Gorathen opened his eyes as he felt the portal activate. The white circle of light on the ground began to shimmer, a pulsing glow accumulating in the air above it with growing intensity. He felt the void recede in his mind, his senses sharpening as he drew the Lattice into his body.

The light above the portal began to concentrate around two focal points, each slowly elongating vertically into the shape of a humanoid. The aura grew brighter as the travelers took form, and in a blinding flash the light exploded to fill the entire space before abruptly dying out. Two humans now stood in the circle, a faint white mist steaming from their bodies.

Gorathen's lips twisted into a smile. The humans looked around, disoriented. Their vision would take a few moments to adjust to the darkness, but he could see them perfectly, his Lifeless eyes registering their heat signature as red and orange concentrations against a blueish background. He could even discern knotted blobs in their chest frantically pulsing as their hearts raced.

"Is it just me," asked Gorathen, "or is it dark in here?" His voice resonated in multiple frequencies, as if several people were speaking the same words in unison. He waved one arm and a ring of dancing flames flared around them, suspended against the rocky perimeter of the underground cave. The look of intense fear on the travelers' faces was deeply satisfying.

Both humans wore flowing robes inscribed with intricate glyphs, more numerous on the older man's than on the young woman's. This confirmed something Gorathen already knew: they were mages. Their ability to use the portal had already made this perfectly clear - but by the bewildered looks on their faces, this was not where they expected to be taken to.

"Master Milo This… this is not right. We need to go back," whispered the woman.

"Stay back, Axiel," urged Milo as he positioned himself between her and their Lifeless host, extending one arm as if to shield her from the incoming harm.

Gorathen felt amusement, for the first time in a very long time. Two prey delivered right to his doorstep, confused and depleted. A veritable feast. He walked to the edge of the platform where he stood. "It seems you've been tinkering with artifacts that you do not understand, Magi. Did the fall of Neredae teach you nothing?"

Milo stretched his other arm toward his enemy, opening the palm of his hand where a ball of fire began to coalesce in the air. Gorathen noticed his opponent's color signature turning redder with the flow of heat, the ball progressively growing in size and intensity. Milo drew the hand holding the fireball back behind his chest, elbow parallel to the ground, and then in a swift motion struck the air forward. The ball itself remained stationary, hovering inches before Milo's outstretched hand, and a powerful surge of fire began streaming out of it, barreling down on his opponent.
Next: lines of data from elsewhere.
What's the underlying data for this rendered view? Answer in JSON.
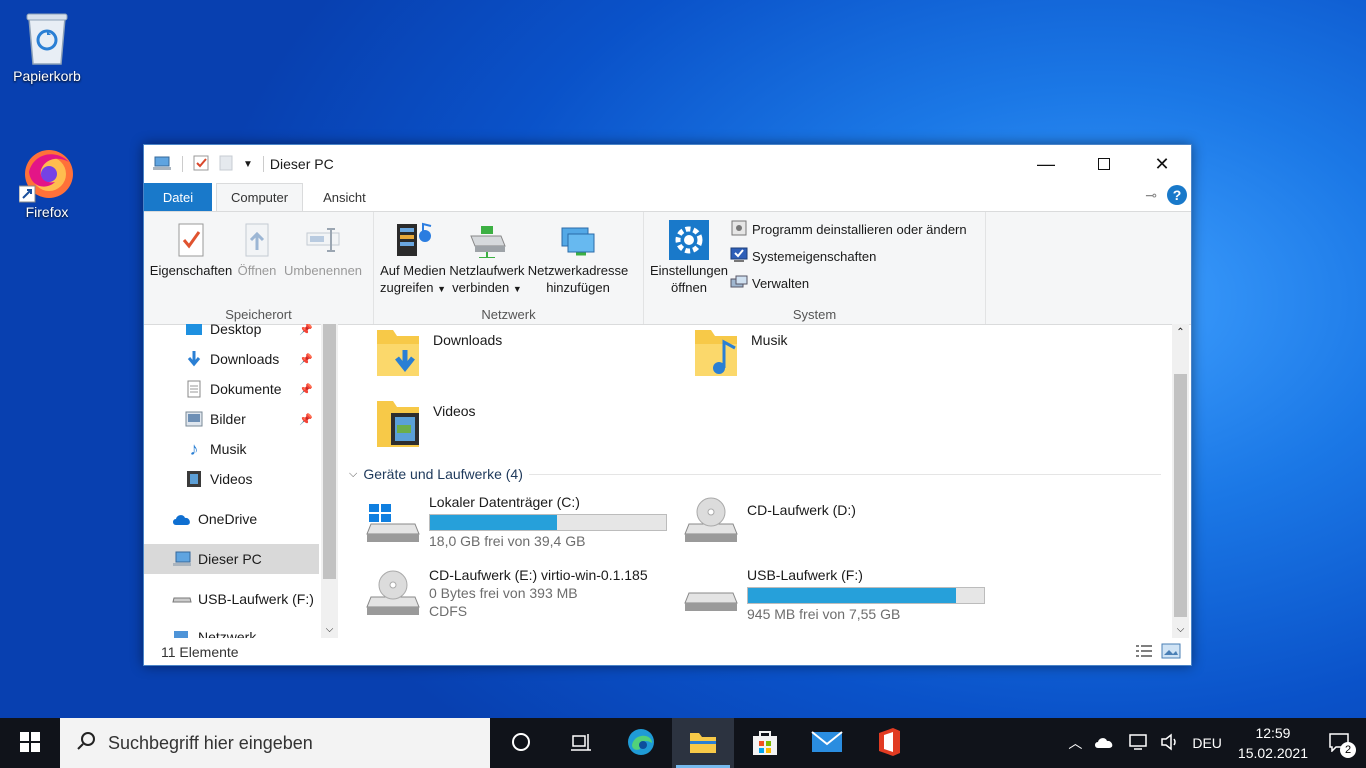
{
  "desktop": {
    "icons": [
      {
        "label": "Papierkorb"
      },
      {
        "label": "Firefox"
      }
    ]
  },
  "window": {
    "title": "Dieser PC",
    "tabs": {
      "file": "Datei",
      "computer": "Computer",
      "view": "Ansicht"
    },
    "ribbon": {
      "location": {
        "label": "Speicherort",
        "properties": "Eigenschaften",
        "open": "Öffnen",
        "rename": "Umbenennen"
      },
      "network": {
        "label": "Netzwerk",
        "media_line1": "Auf Medien",
        "media_line2": "zugreifen",
        "map_line1": "Netzlaufwerk",
        "map_line2": "verbinden",
        "addr_line1": "Netzwerkadresse",
        "addr_line2": "hinzufügen"
      },
      "system": {
        "label": "System",
        "settings_line1": "Einstellungen",
        "settings_line2": "öffnen",
        "uninstall": "Programm deinstallieren oder ändern",
        "sysprops": "Systemeigenschaften",
        "manage": "Verwalten"
      }
    },
    "nav": {
      "items": [
        {
          "label": "Desktop"
        },
        {
          "label": "Downloads"
        },
        {
          "label": "Dokumente"
        },
        {
          "label": "Bilder"
        },
        {
          "label": "Musik"
        },
        {
          "label": "Videos"
        },
        {
          "label": "OneDrive"
        },
        {
          "label": "Dieser PC"
        },
        {
          "label": "USB-Laufwerk (F:)"
        },
        {
          "label": "Netzwerk"
        }
      ]
    },
    "content": {
      "folders": [
        {
          "name": "Downloads"
        },
        {
          "name": "Musik"
        },
        {
          "name": "Videos"
        }
      ],
      "devices_header": "Geräte und Laufwerke (4)",
      "drives": [
        {
          "name": "Lokaler Datenträger (C:)",
          "free": "18,0 GB frei von 39,4 GB",
          "used_fraction": 0.54
        },
        {
          "name": "CD-Laufwerk (D:)"
        },
        {
          "name": "CD-Laufwerk (E:) virtio-win-0.1.185",
          "free": "0 Bytes frei von 393 MB",
          "fs": "CDFS"
        },
        {
          "name": "USB-Laufwerk (F:)",
          "free": "945 MB frei von 7,55 GB",
          "used_fraction": 0.88
        }
      ]
    },
    "status": "11 Elemente"
  },
  "taskbar": {
    "search_placeholder": "Suchbegriff hier eingeben",
    "language": "DEU",
    "time": "12:59",
    "date": "15.02.2021",
    "notifications": "2"
  },
  "colors": {
    "accent": "#1979ca",
    "bar_fill": "#26a0da",
    "taskbar": "#10131a"
  }
}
Gorathen was ready for it. He felt the spark at the base of his neck opening the Lattice's floodgates, and he channeled it into a rectangle in front of him, slightly taller and wider than his own body. A slab of ice materialized in that location, a glacial blue aura steaming from its translucent walls. Milo's stream of fire crashed into it with a deafening roar.

The assault lasted several seconds, and though Gorathen could feel the wall strain, he kept channeling ice into it, reinforcing it continually. He wondered how much longer Milo would be able to keep this up as the wall began to crack, each rupture snapping loudly into smaller fractures. But the stream of fire weakened faster than the wall's strength, and soon the ball in Milo's hand burned itself out.

Gorathen channeled more of the Lattice into the wall. He started reinforcing its fractures rather than trying to mend them, and in a crystalline cacophony shattered the ice sheet into a thousand shards that remained suspended in the air. After taking a second to appreciate the look of utter powerlessness on his victims' faces, he waved his arm forward. The cloud of suspended ice spikes flung itself towards them at prodigious speed, perforating Milo's body from head to toe. As the old man collapsed to the ground, his heat signature turned dark blue in Gorathen's vision.

Axiel had been mostly spared by the shield of her master's body, though one spike was lodged in her right thigh and a smaller one in her left shoulder. She fell to one knee and whimpered.

"Now," said Gorathen's many voices in unison, "let's take care of you."